Women's Key Words And Their Meaning:

** Fine: This is the word we use at the end of any argument that we feel we are right about but need to shut you up. NEVER use fine to describe how woman looks. This will cause you to have one of those arguments.

** Five minutes: This is half an hour. It is equivalent to the five minutes that your football game is going to last before you take out the trash, so I feel that it's an even trade.

** Nothing: This means something and you should be on your toes. "Nothing" is usually used to describe the feeling a woman has of wanting to turn you inside out, upside down, and backwards. "Nothing" usually signifies an argument that will last "Five Minutes" and end with the word "Fine."

** Go Ahead (with raised eyebrows): This is a dare. One that will result in a woman getting upset over "Nothing" and will end with the word "Fine."
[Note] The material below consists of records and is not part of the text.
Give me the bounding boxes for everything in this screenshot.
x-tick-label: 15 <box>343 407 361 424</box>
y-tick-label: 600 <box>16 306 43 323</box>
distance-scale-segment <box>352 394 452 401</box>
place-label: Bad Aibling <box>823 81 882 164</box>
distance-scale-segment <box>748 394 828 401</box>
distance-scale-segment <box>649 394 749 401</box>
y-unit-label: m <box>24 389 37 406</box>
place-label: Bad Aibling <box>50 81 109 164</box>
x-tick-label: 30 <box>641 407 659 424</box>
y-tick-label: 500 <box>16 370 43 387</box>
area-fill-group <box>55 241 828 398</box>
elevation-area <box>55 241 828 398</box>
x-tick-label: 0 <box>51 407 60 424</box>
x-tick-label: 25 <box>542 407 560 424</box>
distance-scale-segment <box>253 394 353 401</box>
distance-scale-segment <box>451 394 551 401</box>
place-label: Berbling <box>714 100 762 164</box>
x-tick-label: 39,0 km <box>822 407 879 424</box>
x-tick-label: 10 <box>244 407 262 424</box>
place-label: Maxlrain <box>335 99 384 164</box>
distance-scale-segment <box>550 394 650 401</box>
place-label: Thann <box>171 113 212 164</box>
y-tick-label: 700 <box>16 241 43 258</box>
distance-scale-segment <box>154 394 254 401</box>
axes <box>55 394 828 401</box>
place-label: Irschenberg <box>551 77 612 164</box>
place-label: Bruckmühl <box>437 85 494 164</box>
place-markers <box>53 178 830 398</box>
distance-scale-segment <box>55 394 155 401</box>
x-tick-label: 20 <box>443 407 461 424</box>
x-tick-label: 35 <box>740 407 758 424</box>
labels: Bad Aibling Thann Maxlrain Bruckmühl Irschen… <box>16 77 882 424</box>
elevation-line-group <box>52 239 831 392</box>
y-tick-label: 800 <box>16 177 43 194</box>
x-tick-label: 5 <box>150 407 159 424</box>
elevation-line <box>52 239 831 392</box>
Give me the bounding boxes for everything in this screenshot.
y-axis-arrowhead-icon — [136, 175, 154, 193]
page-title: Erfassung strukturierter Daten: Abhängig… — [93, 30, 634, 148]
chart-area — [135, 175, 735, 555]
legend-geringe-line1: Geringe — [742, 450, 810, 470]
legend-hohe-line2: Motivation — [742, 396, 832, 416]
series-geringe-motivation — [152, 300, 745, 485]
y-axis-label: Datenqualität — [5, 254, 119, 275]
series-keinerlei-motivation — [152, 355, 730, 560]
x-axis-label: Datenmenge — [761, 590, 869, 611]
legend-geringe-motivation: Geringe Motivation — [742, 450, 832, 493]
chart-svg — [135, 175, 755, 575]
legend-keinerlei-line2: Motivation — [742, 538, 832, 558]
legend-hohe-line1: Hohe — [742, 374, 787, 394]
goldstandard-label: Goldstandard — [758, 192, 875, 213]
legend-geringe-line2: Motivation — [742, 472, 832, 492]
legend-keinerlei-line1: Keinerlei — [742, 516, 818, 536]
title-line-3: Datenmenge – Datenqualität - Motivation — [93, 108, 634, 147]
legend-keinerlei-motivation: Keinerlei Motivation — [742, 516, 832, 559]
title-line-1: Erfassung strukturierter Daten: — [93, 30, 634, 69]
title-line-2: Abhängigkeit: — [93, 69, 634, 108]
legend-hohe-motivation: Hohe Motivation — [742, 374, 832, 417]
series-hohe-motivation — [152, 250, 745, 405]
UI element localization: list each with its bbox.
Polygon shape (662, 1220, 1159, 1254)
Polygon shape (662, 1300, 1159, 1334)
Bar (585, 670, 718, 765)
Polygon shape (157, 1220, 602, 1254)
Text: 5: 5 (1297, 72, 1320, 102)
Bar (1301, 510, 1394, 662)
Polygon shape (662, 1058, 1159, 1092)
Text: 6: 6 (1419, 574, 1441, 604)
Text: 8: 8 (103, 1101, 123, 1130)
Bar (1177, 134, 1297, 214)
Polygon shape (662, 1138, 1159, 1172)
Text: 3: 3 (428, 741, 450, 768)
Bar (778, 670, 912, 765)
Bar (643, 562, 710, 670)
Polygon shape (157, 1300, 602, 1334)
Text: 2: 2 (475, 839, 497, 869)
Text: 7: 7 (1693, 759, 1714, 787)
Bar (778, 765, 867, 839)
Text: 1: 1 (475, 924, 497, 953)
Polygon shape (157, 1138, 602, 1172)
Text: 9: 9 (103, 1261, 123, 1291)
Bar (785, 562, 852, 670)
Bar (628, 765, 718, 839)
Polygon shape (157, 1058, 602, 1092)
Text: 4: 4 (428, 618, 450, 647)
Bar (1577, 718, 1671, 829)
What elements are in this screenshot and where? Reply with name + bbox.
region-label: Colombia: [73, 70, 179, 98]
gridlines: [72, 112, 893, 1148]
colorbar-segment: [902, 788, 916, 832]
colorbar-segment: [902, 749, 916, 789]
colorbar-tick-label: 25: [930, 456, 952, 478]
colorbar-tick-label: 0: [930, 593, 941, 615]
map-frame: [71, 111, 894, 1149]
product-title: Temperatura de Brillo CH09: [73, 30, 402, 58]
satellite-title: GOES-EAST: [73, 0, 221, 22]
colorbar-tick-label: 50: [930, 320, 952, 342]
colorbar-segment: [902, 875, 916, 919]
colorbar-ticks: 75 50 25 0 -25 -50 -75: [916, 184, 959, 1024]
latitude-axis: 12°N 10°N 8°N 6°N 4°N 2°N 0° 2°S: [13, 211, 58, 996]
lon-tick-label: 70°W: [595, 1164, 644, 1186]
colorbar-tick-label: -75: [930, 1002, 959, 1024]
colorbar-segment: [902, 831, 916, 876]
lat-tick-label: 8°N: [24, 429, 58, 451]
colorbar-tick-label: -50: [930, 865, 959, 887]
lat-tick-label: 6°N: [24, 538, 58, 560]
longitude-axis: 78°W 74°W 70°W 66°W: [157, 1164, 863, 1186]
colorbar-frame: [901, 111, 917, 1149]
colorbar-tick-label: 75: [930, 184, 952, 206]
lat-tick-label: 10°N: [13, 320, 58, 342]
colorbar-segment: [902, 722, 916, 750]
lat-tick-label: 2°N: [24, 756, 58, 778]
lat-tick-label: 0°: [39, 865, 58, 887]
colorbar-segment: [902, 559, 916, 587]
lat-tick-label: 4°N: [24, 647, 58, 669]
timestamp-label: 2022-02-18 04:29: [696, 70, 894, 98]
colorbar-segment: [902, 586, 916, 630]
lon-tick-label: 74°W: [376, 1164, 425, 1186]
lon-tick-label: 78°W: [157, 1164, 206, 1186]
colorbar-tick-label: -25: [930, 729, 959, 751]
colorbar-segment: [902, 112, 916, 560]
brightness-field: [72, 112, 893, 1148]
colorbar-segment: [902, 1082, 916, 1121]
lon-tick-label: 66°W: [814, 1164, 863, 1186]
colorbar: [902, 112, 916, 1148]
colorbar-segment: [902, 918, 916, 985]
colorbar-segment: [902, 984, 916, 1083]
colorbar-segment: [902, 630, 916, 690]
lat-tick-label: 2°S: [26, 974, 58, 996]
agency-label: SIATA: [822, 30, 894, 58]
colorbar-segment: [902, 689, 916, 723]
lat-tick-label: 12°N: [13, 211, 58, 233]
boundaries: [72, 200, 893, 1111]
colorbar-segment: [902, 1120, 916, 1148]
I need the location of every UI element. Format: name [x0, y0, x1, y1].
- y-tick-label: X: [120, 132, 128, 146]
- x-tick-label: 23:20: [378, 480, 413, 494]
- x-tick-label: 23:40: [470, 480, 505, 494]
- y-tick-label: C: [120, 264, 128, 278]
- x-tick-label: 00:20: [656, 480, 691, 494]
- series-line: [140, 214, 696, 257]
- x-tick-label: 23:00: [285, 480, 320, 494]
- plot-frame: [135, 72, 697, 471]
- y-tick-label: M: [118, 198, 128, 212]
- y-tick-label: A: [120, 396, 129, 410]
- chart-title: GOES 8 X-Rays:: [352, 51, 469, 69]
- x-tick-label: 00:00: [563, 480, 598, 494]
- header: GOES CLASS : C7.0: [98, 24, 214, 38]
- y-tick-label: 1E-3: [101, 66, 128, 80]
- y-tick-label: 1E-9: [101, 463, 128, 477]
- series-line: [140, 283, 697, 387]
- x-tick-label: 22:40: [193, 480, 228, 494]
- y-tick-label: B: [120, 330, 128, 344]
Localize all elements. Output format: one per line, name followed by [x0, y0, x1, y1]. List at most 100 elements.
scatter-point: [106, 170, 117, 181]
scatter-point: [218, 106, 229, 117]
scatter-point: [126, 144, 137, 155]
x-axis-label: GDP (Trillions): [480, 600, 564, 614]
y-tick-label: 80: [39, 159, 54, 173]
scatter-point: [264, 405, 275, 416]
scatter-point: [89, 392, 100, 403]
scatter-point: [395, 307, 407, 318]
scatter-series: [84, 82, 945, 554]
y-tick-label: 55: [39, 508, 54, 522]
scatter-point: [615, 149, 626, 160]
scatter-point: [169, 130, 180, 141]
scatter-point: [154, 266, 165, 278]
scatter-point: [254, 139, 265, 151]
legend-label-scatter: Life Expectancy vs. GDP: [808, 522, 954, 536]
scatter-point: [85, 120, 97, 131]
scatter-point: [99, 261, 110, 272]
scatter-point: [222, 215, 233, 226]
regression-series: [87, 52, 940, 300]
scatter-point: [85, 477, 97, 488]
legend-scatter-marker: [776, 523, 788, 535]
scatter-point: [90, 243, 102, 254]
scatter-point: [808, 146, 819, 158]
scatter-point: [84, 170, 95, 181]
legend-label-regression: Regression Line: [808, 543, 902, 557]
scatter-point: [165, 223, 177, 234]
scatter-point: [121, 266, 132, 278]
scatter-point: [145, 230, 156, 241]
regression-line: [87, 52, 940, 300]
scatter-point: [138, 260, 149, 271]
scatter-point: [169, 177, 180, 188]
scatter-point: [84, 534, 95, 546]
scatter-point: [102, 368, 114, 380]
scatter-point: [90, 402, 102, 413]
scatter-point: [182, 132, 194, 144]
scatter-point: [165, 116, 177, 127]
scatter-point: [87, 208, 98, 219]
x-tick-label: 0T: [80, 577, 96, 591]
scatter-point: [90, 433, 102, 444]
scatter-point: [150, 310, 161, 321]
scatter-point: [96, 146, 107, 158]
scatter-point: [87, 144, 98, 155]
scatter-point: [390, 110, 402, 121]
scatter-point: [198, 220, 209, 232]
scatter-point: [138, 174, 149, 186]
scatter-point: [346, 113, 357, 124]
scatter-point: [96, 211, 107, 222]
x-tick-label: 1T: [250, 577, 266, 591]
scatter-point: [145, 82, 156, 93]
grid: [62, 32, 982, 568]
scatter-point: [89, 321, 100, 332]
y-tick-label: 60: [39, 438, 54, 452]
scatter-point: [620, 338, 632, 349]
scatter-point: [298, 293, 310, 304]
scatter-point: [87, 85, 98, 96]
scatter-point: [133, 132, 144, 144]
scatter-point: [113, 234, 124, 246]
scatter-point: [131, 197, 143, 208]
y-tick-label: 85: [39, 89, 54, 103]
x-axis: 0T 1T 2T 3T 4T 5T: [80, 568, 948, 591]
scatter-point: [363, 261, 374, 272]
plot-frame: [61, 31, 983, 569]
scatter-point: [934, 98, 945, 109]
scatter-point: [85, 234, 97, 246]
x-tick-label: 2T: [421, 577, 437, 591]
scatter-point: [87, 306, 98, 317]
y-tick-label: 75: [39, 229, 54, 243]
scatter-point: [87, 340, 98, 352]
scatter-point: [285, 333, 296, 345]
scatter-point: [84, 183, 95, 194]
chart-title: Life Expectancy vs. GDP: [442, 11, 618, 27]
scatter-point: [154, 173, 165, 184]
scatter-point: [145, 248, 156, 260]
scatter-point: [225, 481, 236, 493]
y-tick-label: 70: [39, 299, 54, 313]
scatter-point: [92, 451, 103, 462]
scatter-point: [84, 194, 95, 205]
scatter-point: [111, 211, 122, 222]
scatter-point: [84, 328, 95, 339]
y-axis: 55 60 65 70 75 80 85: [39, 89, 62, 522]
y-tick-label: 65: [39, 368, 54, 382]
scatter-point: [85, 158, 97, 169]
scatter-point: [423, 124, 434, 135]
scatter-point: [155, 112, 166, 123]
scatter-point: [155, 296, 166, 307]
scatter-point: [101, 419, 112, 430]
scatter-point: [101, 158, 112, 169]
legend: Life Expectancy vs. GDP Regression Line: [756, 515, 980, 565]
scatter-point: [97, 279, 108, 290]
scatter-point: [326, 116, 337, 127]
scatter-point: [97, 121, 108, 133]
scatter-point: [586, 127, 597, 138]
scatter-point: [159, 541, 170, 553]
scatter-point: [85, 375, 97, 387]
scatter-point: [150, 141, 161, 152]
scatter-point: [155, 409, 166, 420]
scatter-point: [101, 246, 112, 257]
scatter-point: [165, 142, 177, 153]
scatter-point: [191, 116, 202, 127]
** Go Ahead (normal eyebrows): This means "I give up" or "do what you want because I don't care." You will get a raised eyebrow "Go Ahead" in just a few minutes, followed by "Nothing" and "Fine" and she will talk to you in about "Five Minutes" when she cools off.

** Loud Sigh: This is not actually a word, but is still often a verbal statement very misunderstood by men. A "Loud Sigh" means she thinks you are an idiot at that moment and wonders why she is wasting her time standing here and arguing with you over "Nothing."

** Soft Sigh: Again, not a word, but a verbal statement. "Soft Sighs" are one of the few things that some men actually understand. She is content.  Your best bet is to not move or breathe and she will stay content.

** That's Okay: This is one of the most dangerous statements that a woman can say to a man. "That's Okay" means that she wants to think long and hard before paying you retributions for what ever it is that you have done.  "That's Okay" is often used with the word "Fine" and used in conjunction with a raised eyebrow "Go Ahead." At some point in the near future when she has plotted and planned, you are going to be in some mighty big trouble.

** Please Do: This is not a statement, it is an offer. A woman is giving you the chance to come up with whatever excuse or reason you have for doing whatever it is that you have done. You have a fair chance to tell the truth, so be careful and you shouldn't get a "That's Okay."

** Thanks: A woman is thanking you. Do not faint, just say you're welcome.

** Thanks A Lot: This is much different from "Thanks." A woman will say, "Thanks A Lot" when she is really ticked off at you. It signifies that you have hurt her in some callous way, and will be followed by the "Loud Sigh." Be careful not to ask what is wrong after the "Loud Sigh," as she will only tell you "Oh Nothing."